Date of Award

2020

Degree Type

Dissertation

Degree Name

Doctor of Philosophy in English

Department

English

First Advisor

Peter Covino

Abstract

Opening Ceremony is a collection of poems in completion of a creative dissertation in poetry at the University of Rhode Island. The book is a five-year writing practice towards queer futurity and considers, both in form and content, how poems can transgress hierarchal binaries and create exit discourse. The poems use lyric imagery, reference to color and material, space on the page, and colloquial language, to write the bodies, aesthetics, and experiences of contemporary queer life. It is a practice of not rallying against hetero-patriarchy, capitalism and white supremacy, which may restabalize binaries, but rather, giving homage to that which is built in spite of what tries to stop us.

The title of the book references the popular New York City boutique of the same name, which will close its doors this year for good, and move to online commerce. For years, the boutique was a house of treasures for shoppers looking to buy from up-and-coming queer and marginalized designers. To be able to contain such unique talent in one space, within the massive shadow of name brand stores in Manhattan, was a symbol of the possibility of a queer future, one I believed could be built, not in reverse of power, but in negotiation of it—even in its ever-present mists. Opening Ceremony is a writing practice with comparable goals. My first book, Mall Brat is an ode to teen life before and after the major market crash in 2008; having left the shopping mall, still with enormous economic uncertainty, I am ready for the queer boutique of the future

The poems in this collection open with a dramatic scene that imagines a celebratory picnic of queer life. The use of both a humorous and tragic tone, serves to demonstrate the amount of creativity and care that are needed to build in spite of adversity—not just as an imposition to societal control, but an endless becoming of the new.

The poems rally for creation with sensory imagery, flippant language, and constant self-reference to what is already built. To me, this is what is meant by exit discourse towards a queer future. Queer narratives are not a result of or an opposite to. They are a center and a force. I want readers to see more of themselves, and perhaps participate in more parts of their lives, by engaging with queer writing.

Though many theoretical influences are evident, including Audre Lorde and Sarah Ahmed, one is most important to this work. In her essay White Glasses, Eve Sedgwick discusses the trouble that fat women face in getting other people to see them as they wish to be seen. She compares this experience to her new feelings of disassociation between the gender others view her as, and that of which she actually feels inside, dare she say it, as a gay man. Sedgwick’s desire to be seen as herself by others opens a portal for readers to be encouraged towards similar world building to make it so in the future.
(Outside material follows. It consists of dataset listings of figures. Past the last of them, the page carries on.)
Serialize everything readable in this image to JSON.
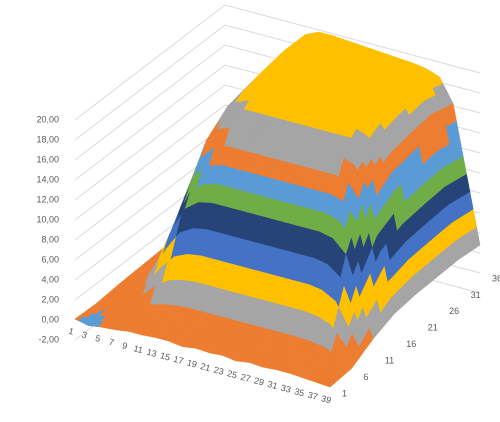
{
  "chart_data": {
    "type": "surface",
    "categories": [
      "1",
      "3",
      "5",
      "7",
      "9",
      "11",
      "13",
      "15",
      "17",
      "19",
      "21",
      "23",
      "25",
      "27",
      "29",
      "31",
      "33",
      "35",
      "37",
      "39"
    ],
    "series": [
      {
        "name": "1",
        "values": [
          0.1,
          -0.2,
          0.0,
          0.1,
          0.3,
          0.3,
          0.4,
          0.4,
          0.2,
          0.4,
          0.3,
          0.4,
          0.2,
          0.4,
          0.3,
          0.4,
          0.4,
          0.3,
          0.2,
          0.1
        ]
      },
      {
        "name": "6",
        "values": [
          0.0,
          0.1,
          0.2,
          0.7,
          1.3,
          1.7,
          1.9,
          2.0,
          2.0,
          2.0,
          2.0,
          2.0,
          2.0,
          2.0,
          2.0,
          2.0,
          1.9,
          1.7,
          1.0,
          0.3
        ]
      },
      {
        "name": "11",
        "values": [
          0.2,
          0.5,
          1.3,
          3.8,
          7.1,
          9.6,
          10.6,
          10.9,
          10.9,
          10.9,
          10.9,
          10.9,
          10.9,
          10.9,
          10.9,
          10.9,
          10.6,
          9.3,
          5.4,
          1.6
        ]
      },
      {
        "name": "16",
        "values": [
          0.3,
          0.8,
          2.0,
          5.9,
          10.9,
          14.8,
          16.3,
          16.8,
          16.8,
          16.8,
          16.8,
          16.8,
          16.8,
          16.8,
          16.8,
          16.8,
          16.3,
          14.3,
          8.4,
          2.5
        ]
      },
      {
        "name": "21",
        "values": [
          0.4,
          0.9,
          2.3,
          6.6,
          12.2,
          16.6,
          18.2,
          18.8,
          18.8,
          18.8,
          18.8,
          18.8,
          18.8,
          18.8,
          18.8,
          18.8,
          18.2,
          16.0,
          9.4,
          2.8
        ]
      },
      {
        "name": "26",
        "values": [
          0.4,
          1.0,
          2.3,
          6.8,
          12.6,
          17.1,
          18.8,
          19.4,
          19.4,
          19.4,
          19.4,
          19.4,
          19.4,
          19.4,
          19.4,
          19.4,
          18.8,
          16.5,
          9.7,
          2.9
        ]
      },
      {
        "name": "31",
        "values": [
          0.4,
          1.0,
          2.4,
          6.9,
          12.9,
          17.4,
          19.2,
          19.8,
          19.8,
          19.8,
          19.8,
          19.8,
          19.8,
          19.8,
          19.8,
          19.8,
          19.2,
          16.8,
          9.9,
          3.0
        ]
      },
      {
        "name": "36",
        "values": [
          0.4,
          1.0,
          2.4,
          6.9,
          12.9,
          17.4,
          19.2,
          19.8,
          19.8,
          19.7,
          19.6,
          19.5,
          19.4,
          19.3,
          19.2,
          19.0,
          18.5,
          16.2,
          9.5,
          2.8
        ]
      }
    ],
    "ylim": [
      -2,
      20
    ],
    "yticks": [
      {
        "value": -2,
        "label": "-2,00"
      },
      {
        "value": 0,
        "label": "0,00"
      },
      {
        "value": 2,
        "label": "2,00"
      },
      {
        "value": 4,
        "label": "4,00"
      },
      {
        "value": 6,
        "label": "6,00"
      },
      {
        "value": 8,
        "label": "8,00"
      },
      {
        "value": 10,
        "label": "10,00"
      },
      {
        "value": 12,
        "label": "12,00"
      },
      {
        "value": 14,
        "label": "14,00"
      },
      {
        "value": 16,
        "label": "16,00"
      },
      {
        "value": 18,
        "label": "18,00"
      },
      {
        "value": 20,
        "label": "20,00"
      }
    ],
    "band_colors": [
      "#5b9bd5",
      "#ed7d31",
      "#a5a5a5",
      "#ffc000",
      "#4472c4",
      "#264478",
      "#70ad47",
      "#5b9bd5",
      "#ed7d31",
      "#a5a5a5",
      "#ffc000"
    ],
    "grid": true
  }
}
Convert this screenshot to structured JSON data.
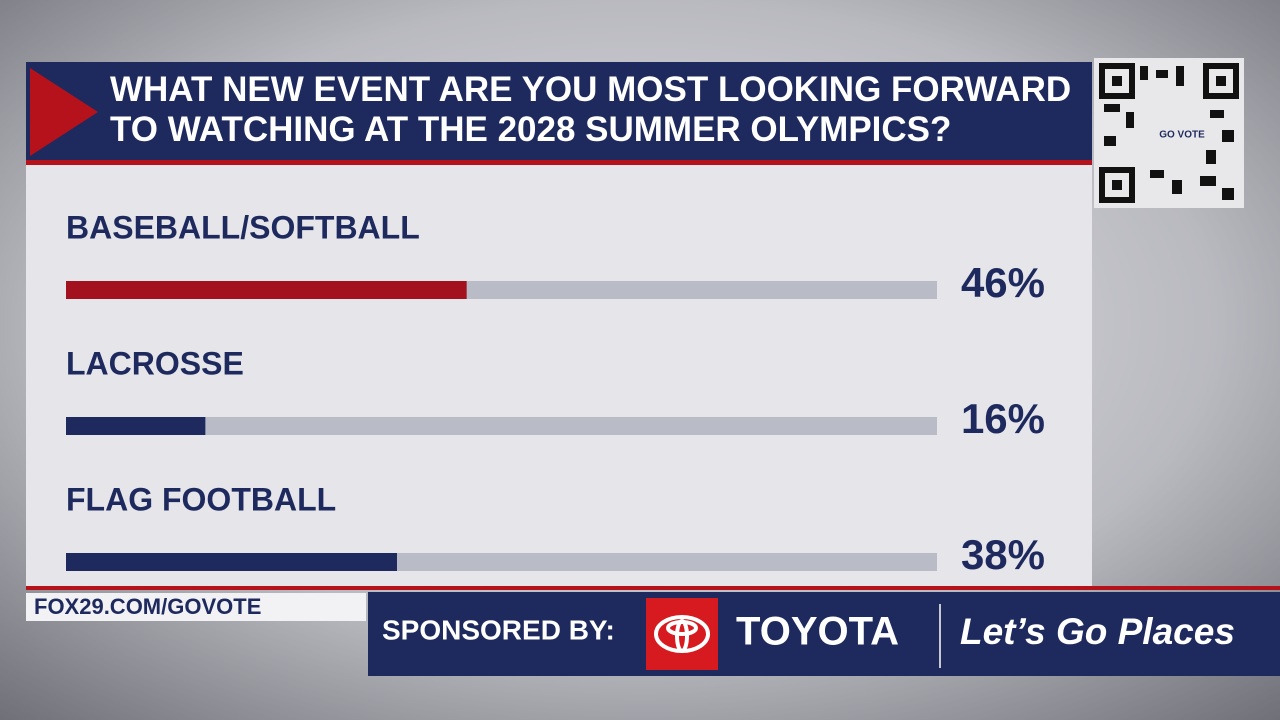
{
  "chart_data": {
    "type": "bar",
    "orientation": "horizontal",
    "title": "WHAT NEW EVENT ARE YOU MOST LOOKING FORWARD TO WATCHING AT THE 2028 SUMMER OLYMPICS?",
    "categories": [
      "BASEBALL/SOFTBALL",
      "LACROSSE",
      "FLAG FOOTBALL"
    ],
    "values": [
      46,
      16,
      38
    ],
    "value_labels": [
      "46%",
      "16%",
      "38%"
    ],
    "colors": [
      "#a3111f",
      "#1e2a5e",
      "#1e2a5e"
    ],
    "xlim": [
      0,
      100
    ]
  },
  "qr": {
    "label": "GO VOTE"
  },
  "footer": {
    "url": "FOX29.COM/GOVOTE",
    "sponsored": "SPONSORED BY:",
    "brand": "TOYOTA",
    "slogan": "Let’s Go Places"
  }
}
Finally, this book considers the importance of translingual and experimental approaches in teaching writing. Through considering cultural rhetoric and the multiplicity of literacies students come to the classroom with, I write with an attention to how discourse produces knowledge, and how I wish to expand my writing to include a multiplicity of voices. I hope in reading my work, others are less reluctant to take great leaps in their own, even without similar models to follow. I say they can follow themselves to the future they want as a writer.